Felabeats : C’est grâce à une association qui s’appelle « El Ritme al carrer » qui était la promotrice. Sa particularité est qu’elle ne cherche pas à faire les traditionnels événements commerciaux. Ses membres essaient que du lien se tisse entre acteurs et participants. Des ateliers ont été organisés sur plusieurs jours avec la participation de beaucoup de disciplines artistiques en lien avec le hip-hop et l’art de rue en général. Tout cela au milieu de la place. Il faut souligner aussi que le rôle de la la mairesse actuelle (NDLR: Ada Colau du parti « En Comú Podem ») a été important. Elle a décidé cette année de renoncer à l’installation de l’habituelle patinoire, trop onéreuse, afin de miser sur un projet social et participatif.
Zeack : Il y a eu beaucoup de public avec des profils différents. Familles, amateurs de hip-hop, passants curieux.
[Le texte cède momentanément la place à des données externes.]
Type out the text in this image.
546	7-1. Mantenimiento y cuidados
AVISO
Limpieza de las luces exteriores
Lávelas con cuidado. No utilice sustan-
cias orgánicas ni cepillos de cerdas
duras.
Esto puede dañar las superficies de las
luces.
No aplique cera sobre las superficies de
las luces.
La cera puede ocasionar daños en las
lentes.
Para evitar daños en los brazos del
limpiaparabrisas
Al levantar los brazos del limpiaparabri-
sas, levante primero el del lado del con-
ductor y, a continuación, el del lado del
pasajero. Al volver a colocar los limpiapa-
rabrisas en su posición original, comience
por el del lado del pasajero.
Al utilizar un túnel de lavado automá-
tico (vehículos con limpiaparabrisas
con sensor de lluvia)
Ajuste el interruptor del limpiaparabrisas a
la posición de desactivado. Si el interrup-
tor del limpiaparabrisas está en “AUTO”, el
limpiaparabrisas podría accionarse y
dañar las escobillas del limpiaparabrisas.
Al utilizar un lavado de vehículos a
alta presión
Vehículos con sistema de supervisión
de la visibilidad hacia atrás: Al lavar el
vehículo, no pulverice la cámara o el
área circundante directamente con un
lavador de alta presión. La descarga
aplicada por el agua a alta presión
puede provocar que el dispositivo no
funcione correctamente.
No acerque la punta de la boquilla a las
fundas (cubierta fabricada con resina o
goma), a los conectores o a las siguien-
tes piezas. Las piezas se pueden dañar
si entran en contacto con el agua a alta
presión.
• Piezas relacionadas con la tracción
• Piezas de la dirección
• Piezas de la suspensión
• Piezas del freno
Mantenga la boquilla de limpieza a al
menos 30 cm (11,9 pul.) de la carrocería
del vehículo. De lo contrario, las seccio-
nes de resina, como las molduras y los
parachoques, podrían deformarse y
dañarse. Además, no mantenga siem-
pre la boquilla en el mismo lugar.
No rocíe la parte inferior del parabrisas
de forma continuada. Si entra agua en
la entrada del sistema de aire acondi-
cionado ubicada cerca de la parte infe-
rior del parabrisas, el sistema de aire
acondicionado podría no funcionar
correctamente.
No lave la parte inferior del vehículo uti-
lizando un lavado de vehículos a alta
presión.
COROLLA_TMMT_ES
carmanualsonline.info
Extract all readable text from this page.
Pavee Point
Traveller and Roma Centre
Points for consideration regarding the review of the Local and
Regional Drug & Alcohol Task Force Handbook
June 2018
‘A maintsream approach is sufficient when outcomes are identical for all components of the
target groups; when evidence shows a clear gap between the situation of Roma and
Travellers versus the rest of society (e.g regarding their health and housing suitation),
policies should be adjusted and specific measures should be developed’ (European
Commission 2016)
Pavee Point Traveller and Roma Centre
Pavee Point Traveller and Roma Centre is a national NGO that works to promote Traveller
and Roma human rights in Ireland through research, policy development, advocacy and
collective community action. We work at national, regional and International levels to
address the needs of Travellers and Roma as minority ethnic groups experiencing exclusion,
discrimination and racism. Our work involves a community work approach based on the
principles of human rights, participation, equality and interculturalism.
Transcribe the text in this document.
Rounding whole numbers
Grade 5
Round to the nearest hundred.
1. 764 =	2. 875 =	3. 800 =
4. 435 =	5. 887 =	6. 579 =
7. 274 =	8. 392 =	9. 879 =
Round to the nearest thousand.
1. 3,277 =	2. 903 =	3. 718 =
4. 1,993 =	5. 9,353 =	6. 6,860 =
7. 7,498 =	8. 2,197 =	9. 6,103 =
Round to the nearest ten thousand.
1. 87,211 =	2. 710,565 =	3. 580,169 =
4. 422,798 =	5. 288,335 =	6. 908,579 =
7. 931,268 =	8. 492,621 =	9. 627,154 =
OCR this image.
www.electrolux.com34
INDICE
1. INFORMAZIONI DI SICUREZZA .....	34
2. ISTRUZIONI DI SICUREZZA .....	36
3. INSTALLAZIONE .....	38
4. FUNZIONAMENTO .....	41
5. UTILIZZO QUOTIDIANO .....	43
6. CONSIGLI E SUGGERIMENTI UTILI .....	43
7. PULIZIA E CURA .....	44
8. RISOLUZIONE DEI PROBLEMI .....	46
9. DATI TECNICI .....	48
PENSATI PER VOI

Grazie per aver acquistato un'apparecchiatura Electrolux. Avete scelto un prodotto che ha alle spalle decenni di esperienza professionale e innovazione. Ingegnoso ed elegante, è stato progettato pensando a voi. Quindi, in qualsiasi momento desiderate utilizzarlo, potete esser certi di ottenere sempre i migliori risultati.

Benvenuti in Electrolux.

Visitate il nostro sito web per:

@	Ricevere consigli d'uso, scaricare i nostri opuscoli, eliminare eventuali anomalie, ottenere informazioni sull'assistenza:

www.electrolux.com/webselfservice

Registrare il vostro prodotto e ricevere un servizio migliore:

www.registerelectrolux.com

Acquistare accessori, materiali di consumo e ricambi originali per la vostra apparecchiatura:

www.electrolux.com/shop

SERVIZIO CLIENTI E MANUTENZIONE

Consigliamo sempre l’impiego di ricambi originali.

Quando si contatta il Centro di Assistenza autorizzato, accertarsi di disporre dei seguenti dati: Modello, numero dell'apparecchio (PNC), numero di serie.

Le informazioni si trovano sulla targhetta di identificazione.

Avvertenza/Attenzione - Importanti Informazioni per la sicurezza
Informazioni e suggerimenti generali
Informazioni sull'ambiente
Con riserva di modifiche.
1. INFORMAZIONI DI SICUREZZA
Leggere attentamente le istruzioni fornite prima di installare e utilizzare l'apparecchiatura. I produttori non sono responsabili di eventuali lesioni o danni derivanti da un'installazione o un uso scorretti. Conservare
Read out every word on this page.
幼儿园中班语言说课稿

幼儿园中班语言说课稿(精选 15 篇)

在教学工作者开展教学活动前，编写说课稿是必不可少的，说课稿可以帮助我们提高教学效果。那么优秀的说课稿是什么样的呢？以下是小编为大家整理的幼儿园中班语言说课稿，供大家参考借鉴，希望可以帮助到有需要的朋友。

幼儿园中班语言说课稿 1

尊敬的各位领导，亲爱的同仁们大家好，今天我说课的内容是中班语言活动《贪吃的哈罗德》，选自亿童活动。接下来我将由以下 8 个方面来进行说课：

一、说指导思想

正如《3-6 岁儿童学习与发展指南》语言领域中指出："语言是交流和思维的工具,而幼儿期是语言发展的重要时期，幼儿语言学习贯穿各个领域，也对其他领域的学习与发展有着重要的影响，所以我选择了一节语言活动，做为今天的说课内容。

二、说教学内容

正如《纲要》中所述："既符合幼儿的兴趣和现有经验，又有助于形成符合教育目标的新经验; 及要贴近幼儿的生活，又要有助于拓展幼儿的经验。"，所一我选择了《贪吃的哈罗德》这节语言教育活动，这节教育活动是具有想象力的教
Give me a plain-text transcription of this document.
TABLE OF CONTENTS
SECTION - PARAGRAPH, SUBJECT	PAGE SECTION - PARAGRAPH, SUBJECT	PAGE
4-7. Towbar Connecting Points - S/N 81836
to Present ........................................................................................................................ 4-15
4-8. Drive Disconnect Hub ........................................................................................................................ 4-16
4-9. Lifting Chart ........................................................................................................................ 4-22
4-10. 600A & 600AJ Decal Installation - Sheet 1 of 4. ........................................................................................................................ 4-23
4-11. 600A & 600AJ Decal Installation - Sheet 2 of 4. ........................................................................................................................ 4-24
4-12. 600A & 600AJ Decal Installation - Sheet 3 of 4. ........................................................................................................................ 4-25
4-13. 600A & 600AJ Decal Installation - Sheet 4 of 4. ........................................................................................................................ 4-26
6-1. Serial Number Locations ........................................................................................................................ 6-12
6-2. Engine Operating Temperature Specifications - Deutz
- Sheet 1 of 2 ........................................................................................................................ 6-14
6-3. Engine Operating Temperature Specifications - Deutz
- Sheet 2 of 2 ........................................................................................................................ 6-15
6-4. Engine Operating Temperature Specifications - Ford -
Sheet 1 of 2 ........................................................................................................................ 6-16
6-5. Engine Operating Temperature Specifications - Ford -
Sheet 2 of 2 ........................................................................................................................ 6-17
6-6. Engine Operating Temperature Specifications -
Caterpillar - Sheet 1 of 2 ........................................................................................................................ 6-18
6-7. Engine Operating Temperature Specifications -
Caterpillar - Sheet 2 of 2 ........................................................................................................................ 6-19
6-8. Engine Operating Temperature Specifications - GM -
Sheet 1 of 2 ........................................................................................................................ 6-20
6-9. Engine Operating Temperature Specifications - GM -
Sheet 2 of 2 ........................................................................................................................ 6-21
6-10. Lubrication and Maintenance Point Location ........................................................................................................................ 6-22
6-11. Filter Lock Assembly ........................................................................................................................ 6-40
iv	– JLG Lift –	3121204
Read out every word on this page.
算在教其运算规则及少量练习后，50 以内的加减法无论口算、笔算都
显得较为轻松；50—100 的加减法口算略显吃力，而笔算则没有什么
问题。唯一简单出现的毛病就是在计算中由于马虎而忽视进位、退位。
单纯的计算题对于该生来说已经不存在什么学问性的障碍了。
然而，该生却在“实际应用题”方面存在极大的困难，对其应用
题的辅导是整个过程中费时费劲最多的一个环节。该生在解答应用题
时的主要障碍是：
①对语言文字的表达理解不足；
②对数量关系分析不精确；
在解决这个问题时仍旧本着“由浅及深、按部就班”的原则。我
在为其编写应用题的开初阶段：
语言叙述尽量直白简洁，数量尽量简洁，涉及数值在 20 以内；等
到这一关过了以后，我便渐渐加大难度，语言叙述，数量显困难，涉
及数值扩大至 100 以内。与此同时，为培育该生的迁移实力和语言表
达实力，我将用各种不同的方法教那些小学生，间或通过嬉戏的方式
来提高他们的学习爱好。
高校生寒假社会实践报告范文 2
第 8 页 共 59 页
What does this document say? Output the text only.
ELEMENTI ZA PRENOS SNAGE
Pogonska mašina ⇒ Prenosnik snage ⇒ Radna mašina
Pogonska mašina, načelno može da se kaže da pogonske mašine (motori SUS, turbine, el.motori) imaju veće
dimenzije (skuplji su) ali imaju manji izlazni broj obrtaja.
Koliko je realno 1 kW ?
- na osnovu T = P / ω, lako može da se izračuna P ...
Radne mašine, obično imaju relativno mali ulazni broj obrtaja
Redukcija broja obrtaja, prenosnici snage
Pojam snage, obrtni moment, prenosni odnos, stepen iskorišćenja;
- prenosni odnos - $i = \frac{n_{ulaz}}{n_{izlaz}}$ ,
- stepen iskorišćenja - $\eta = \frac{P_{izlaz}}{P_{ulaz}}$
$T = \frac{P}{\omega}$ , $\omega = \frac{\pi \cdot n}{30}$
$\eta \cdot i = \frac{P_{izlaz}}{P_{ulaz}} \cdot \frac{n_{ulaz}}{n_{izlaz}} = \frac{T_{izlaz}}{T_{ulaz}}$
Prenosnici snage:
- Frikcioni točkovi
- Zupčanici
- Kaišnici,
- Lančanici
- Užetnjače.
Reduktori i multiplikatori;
Au final notre musique est assez accessible pour tout le monde.
Felabeats : D’ailleurs pour les fêtes de la Merce de septembre (NDLR: équivalent à Barcelone de la Fête de la Musique), grâce à la mairie, on va rejouer en plein air dans un parc. Leur objectif n’est pas de mettre une scène commerciale et de faire du chiffre au bar comme on avait l’habitude de voir avec l’ancien maire.
Quels artistes issus du hip-hop français connaissez-vous ?
Felabeats : Moi j’aime beaucoup Lunatic, la Mafia K’1 Fry et IAM.
Zeack : Moi j’écoutais beaucoup Shurik’n. La compilation Mission Suicide m’a marqué au même titre qu’Oxmo Puccino, 2Bal 2Neg’ et la B.O. de « Ma 6-T va cracker ». Kery James bien sûr. Le Peuple de l’Herbe aussi. J’avais des projets de ces artistes en cassette. Je ne comprends pas le français mais ces sons me parlent. J’ai toujours essayé de demander autour de moi à ce qu’on me traduise les textes.
Oka Miles : Au niveau des producteurs plus actuels, moi j’écoute Mani Deïz que je trouve très bon. Juliano aussi dans un même registre boom-bap. C’est ce genre d’instrus que l’on apprécie beaucoup.
Avez-vous pensez à sortir un CD ou un projet en numérique car il n’y a rien à votre discographie en tant que collectif ?
Felabats : On a plusieurs idées en tête. Une beat tape sortira avant la fin de l’année et on prépare aussi des projets avec des MC’s. On va se concentrer sur là-dessus.
Oka Miles : Je voudrais rajouter aussi que l’on a commencé à inviter des musiciens et que l’on souhaiterait développer ce modèle de live. On a eu un bassiste, un pianiste, un batteur…
Est-ce que vous avez des dates de programmées pour cet été?
Felabeats : Oui, on va jouer dans plusieurs assos, on nous contacte aussi maintenant pour jouer sur les de toits d’hôtels qui font office de bar. En septembre on bougera à Madrid. On aimerait bien enchaîner sur plusieurs dates en Espagne.
Le mot de la fin?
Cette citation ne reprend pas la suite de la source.